Zadeh is particularly keen on hunting masers that appear where the hot, expanding fragments of a dying star, called a supernova remnant, are colliding with a cool cloud of gas and dust that actually provided the raw materials for the star’s birth in the first place. The energy released from the stellar fragments crashing into the cool cloud, which in fact is collapsing under the gravitational pull of its own mass, in turn triggers a new generation of star formation.

“You have two interesting situations,” he says. “One is the end state of the evolution of a star when it blows up, and the other is when it gives birth to a new generation of stars. … You have totally different physical situations, so it’s a fascinating way to find where the interactions are.

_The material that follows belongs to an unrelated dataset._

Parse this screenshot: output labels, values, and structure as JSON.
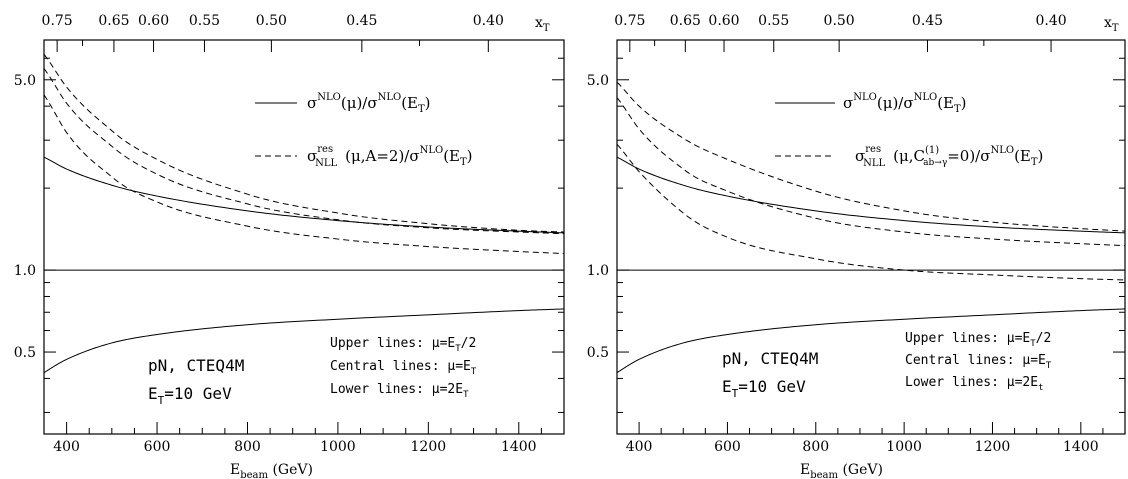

“Basically, we’re studying shock fronts and shock waves,” Zadeh says. “Masers are a good way to find the interaction sites. Once you do, you can look at them with many different telescopes — infrared, radio or X-ray. Some people even think gamma ray observatories may work because it’s a very powerful shock that’s going through this cloud, and it may even produce some gamma rays.”

There’s plenty at the center of the galaxy to hold Zadeh’s interest for a lifetime. He has proposals pending or in the works that utilize several observatories, both space- and ground-based, and he’s a partner on a project to use NASA’s new Space Infrared Telescope Facility, currently scheduled for launch in April.

“You have to have a very good reason if you want to explore,” says Zadeh. “You have to make a strong case that the region you want to look at addresses important questions. Telescope time is so valuable.

“But there is room for searching for something new, and if you find something, that’s great. If not, you just move on.”

Irene Brown (J82) is a freelance science writer based in Melbourne Beach, Fla.